According to the Natural Sapphire Company, white sapphires are rare, as they must be completely untouched by trace elements to retain their clear color. The company notes that white sapphires are highly durable and less expensive than diamonds, making them a solid choice for a diamond alternative.
A white sapphire gem costs anywhere between a few hundred dollars and $48,000 on the Natural Sapphire Company's website... so yeah, it varies a lot.
If you like a little pink tint, consider a morganite stone, a naturally pink semiprecious stone, that is in the beryl family, as per Brides.

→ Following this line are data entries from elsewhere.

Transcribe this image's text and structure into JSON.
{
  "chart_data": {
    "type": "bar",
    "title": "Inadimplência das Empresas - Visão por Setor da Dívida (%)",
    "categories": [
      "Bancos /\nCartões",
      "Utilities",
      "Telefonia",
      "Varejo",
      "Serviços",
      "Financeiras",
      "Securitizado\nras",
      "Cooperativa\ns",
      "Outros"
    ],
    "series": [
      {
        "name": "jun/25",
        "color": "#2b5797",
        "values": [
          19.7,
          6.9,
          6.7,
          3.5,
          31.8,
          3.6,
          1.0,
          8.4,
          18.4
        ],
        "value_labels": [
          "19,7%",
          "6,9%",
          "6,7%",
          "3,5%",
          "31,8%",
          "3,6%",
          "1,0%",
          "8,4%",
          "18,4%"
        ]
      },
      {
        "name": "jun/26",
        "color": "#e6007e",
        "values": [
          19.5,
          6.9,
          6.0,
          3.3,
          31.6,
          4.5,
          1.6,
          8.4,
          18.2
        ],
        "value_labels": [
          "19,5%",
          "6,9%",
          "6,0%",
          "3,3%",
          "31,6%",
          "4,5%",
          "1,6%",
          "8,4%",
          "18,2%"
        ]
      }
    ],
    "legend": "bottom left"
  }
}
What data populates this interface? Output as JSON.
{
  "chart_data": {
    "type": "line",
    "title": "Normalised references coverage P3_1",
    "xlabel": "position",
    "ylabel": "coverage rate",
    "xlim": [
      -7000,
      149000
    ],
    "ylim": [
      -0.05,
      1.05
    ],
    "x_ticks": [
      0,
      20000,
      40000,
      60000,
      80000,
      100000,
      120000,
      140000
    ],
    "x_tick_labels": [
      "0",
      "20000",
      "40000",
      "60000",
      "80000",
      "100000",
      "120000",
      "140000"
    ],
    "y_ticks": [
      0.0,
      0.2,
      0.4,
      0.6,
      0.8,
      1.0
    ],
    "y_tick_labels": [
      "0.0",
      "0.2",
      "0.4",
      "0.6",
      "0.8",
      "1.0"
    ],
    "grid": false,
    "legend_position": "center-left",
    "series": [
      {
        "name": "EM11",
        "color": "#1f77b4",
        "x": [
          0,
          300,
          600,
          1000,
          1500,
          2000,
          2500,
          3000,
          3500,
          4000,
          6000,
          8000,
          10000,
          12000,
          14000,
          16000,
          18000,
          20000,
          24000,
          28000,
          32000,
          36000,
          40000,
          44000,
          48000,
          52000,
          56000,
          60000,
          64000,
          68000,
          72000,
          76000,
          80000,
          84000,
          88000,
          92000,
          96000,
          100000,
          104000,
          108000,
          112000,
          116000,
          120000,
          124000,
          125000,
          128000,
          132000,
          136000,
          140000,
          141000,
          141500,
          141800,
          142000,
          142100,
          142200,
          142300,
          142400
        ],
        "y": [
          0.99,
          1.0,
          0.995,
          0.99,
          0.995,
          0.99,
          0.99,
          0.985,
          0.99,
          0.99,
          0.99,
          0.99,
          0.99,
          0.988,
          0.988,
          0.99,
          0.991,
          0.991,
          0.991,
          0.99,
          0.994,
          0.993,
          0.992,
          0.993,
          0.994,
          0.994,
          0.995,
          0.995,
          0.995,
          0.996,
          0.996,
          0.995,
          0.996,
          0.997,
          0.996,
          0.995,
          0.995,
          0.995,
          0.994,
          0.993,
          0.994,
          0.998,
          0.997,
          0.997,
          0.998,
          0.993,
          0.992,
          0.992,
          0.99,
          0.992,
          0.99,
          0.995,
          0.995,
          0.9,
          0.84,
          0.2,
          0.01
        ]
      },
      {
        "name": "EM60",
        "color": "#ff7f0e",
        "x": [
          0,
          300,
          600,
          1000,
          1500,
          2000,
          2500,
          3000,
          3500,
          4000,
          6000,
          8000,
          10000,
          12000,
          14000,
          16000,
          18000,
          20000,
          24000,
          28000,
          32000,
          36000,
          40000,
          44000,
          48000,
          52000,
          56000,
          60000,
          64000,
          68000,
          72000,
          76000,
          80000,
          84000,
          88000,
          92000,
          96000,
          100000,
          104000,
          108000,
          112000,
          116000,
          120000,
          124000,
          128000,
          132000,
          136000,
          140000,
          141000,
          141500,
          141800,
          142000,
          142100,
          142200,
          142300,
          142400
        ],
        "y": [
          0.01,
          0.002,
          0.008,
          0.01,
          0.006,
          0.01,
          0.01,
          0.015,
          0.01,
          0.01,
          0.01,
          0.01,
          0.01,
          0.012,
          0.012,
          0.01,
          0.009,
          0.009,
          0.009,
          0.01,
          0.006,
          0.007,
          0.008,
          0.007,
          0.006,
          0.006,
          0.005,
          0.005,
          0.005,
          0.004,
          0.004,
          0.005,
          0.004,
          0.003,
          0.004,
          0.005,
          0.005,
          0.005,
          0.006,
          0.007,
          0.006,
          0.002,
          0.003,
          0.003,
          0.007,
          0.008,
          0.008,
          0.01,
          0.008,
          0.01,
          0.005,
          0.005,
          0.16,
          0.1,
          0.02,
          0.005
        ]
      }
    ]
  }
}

Morganite sparkles beautifully, and is much more affordable than a diamond; however, it is a lot softer than a diamonds, making it more susceptible to chipping. To protect a morganite stone from chipping, Brides recommends securing it by having it set with strong prongs.
Morganite engagement rings can range in price, usually starting in the low-one-thousands.
All that being said, just because you are avoiding diamonds doesn't mean any other gemstone purchase is perfect. Environmentally-unfriendly and unethical sourcing and manufacturing practices can exist in any industry, so always do your research on companies you are considering supporting — especially when purchasing an item you hope to wear forever.
If you or your partner are really set on a diamond ring, you might consider purchasing a vintage diamond ring, rather than buying one new. That way, you are not supporting the diamond industry directly, and instead, you are buying a product that already exists.
That said, vintage diamonds can cost just as much as — if not more than — new diamonds. So if your bae is really set on a vintage diamond... maybe see if a family member has an heirloom diamond they'd be willing to pass down?